The seven or eight thousand refugees trudging in Twilight’s wake were content with ignorance, even as darkness closed in as inexorable as a tide, even as the world to either side of the Road of Gallan seemed to lose all substance, fragments drifting away like discarded memories. Linked one to another by ropes, strands of netting, torn strips of cloth and hide-exhausted but still alive, far from terrible flames and coils of smoke-they need only follow their Queen.

Most faith was born of desperation, Yan Tovis understood that much. Let them see her bold, sure strides on this stony road. Let them believe she had walked this path before, or that by virtue of noble birth and title, she was cloaked with warm, comforting knowledge of the journey they had all begun, this flowing river of blood. My blood.

She would give them that comfort. And hold tight to the truth that was her growing terror, her surges of panic that left her undergarments soaked with chill sweat, her heart pounding like the hoofs of a fleeing horse-no, they would see none of that. Nothing to drive stark fear into them, lest in blind horror the human river spill out, pushed off the road, and in screams of agony find itself shredded apart by the cold claws of oblivion.

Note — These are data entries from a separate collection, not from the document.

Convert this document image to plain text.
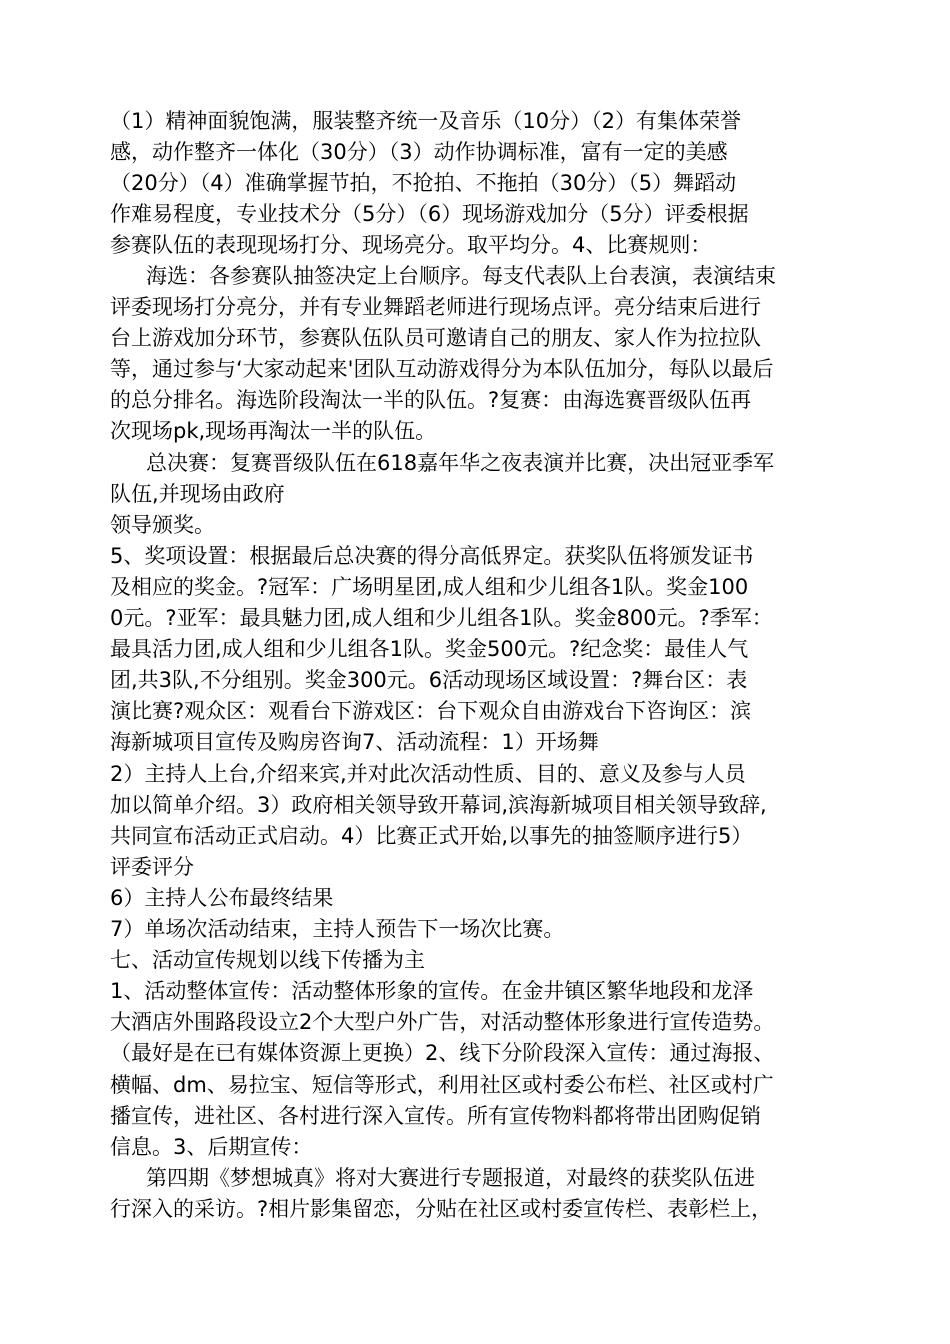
（1）精神面貌饱满，服装整齐统一及音乐（10分）（2）有集体荣誉

感，动作整齐一体化（30分）（3）动作协调标准，富有一定的美感

（20分）（4）准确掌握节拍，不抢拍、不拖拍（30分）（5）舞蹈动

作难易程度，专业技术分（5分）（6）现场游戏加分（5分）评委根据

参赛队伍的表现现场打分、现场亮分。取平均分。4、比赛规则：

海选：各参赛队抽签决定上台顺序。每支代表队上台表演，表演结束

评委现场打分亮分，并有专业舞蹈老师进行现场点评。亮分结束后进行

台上游戏加分环节，参赛队伍队员可邀请自己的朋友、家人作为拉拉队

等，通过参与‘大家动起来'团队互动游戏得分为本队伍加分，每队以最后

的总分排名。海选阶段淘汰一半的队伍。?复赛：由海选赛晋级队伍再

次现场pk,现场再淘汰一半的队伍。

总决赛：复赛晋级队伍在618嘉年华之夜表演并比赛，决出冠亚季军

队伍,并现场由政府

领导颁奖。

5、奖项设置：根据最后总决赛的得分高低界定。获奖队伍将颁发证书

及相应的奖金。?冠军：广场明星团,成人组和少儿组各1队。奖金100

0元。?亚军：最具魅力团,成人组和少儿组各1队。奖金800元。?季军：

最具活力团,成人组和少儿组各1队。奖金500元。?纪念奖：最佳人气

团,共3队,不分组别。奖金300元。6活动现场区域设置：?舞台区：表

演比赛?观众区：观看台下游戏区：台下观众自由游戏台下咨询区：滨

海新城项目宣传及购房咨询7、活动流程：1）开场舞

2）主持人上台,介绍来宾,并对此次活动性质、目的、意义及参与人员

加以简单介绍。3）政府相关领导致开幕词,滨海新城项目相关领导致辞,

共同宣布活动正式启动。4）比赛正式开始,以事先的抽签顺序进行5）

评委评分

6）主持人公布最终结果

7）单场次活动结束，主持人预告下一场次比赛。

七、活动宣传规划以线下传播为主

1、活动整体宣传：活动整体形象的宣传。在金井镇区繁华地段和龙泽

大酒店外围路段设立2个大型户外广告，对活动整体形象进行宣传造势。

（最好是在已有媒体资源上更换）2、线下分阶段深入宣传：通过海报、

横幅、dm、易拉宝、短信等形式，利用社区或村委公布栏、社区或村广

播宣传，进社区、各村进行深入宣传。所有宣传物料都将带出团购促销

信息。3、后期宣传：

第四期《梦想城真》将对大赛进行专题报道，对最终的获奖队伍进

行深入的采访。?相片影集留恋，分贴在社区或村委宣传栏、表彰栏上，
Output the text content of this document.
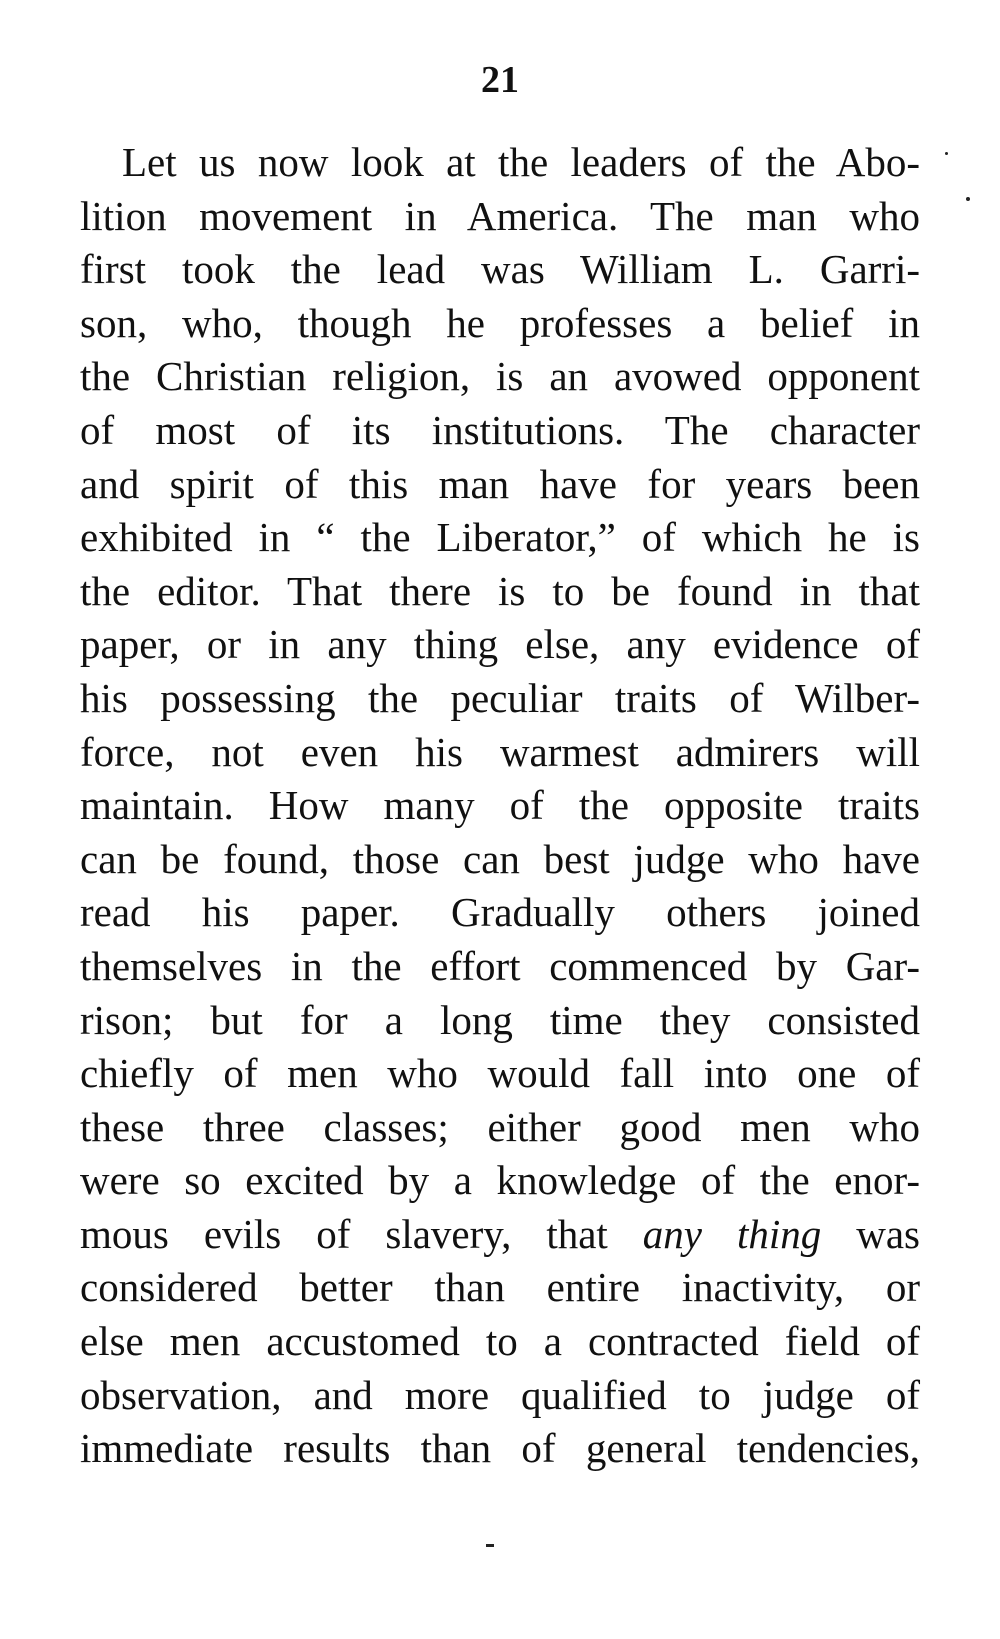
21
Let us now look at the leaders of the Abo-
lition movement in America. The man who
first took the lead was William L. Garri-
son, who, though he professes a belief in
the Christian religion, is an avowed opponent
of most of its institutions. The character
and spirit of this man have for years been
exhibited in “ the Liberator,” of which he is
the editor. That there is to be found in that
paper, or in any thing else, any evidence of
his possessing the peculiar traits of Wilber-
force, not even his warmest admirers will
maintain. How many of the opposite traits
can be found, those can best judge who have
read his paper. Gradually others joined
themselves in the effort commenced by Gar-
rison; but for a long time they consisted
chiefly of men who would fall into one of
these three classes; either good men who
were so excited by a knowledge of the enor-
mous evils of slavery, that any thing was
considered better than entire inactivity, or
else men accustomed to a contracted field of
observation, and more qualified to judge of
immediate results than of general tendencies,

No, best they know nothing.

She was lost. The notion of finding a way off this road, of returning to their own world, now struck her as pathetically naive. Her blood had created a gate, and now its power was thinning; with each step she grew weaker, mind wandering as if stained with fever, and even the babble of Pully and Skwish behind her was drifting away-their wonder, their pleasure at the gifts of Twilight’s blood had grown too bitter to bear.

Old hags no longer. Youth snatched back, the sloughing away of wrinkles, dread aches, frail bones-the last two witches of the Shake danced and sung as if snake-bitten, too filled with life to even take note of the dissolution closing in on all sides, nor their Queen’s slowing pace, her drunken weaving on the road. They were too busy drinking her sweet blood.

Forward. Just walk. Yedan warned you, but you were too proud to listen. You thought only of your shame. Your brother, Witchslayer. And, do not forget, your guilt. At the brutal reprieve he gave you. His perfect, logical solution to all of your problems.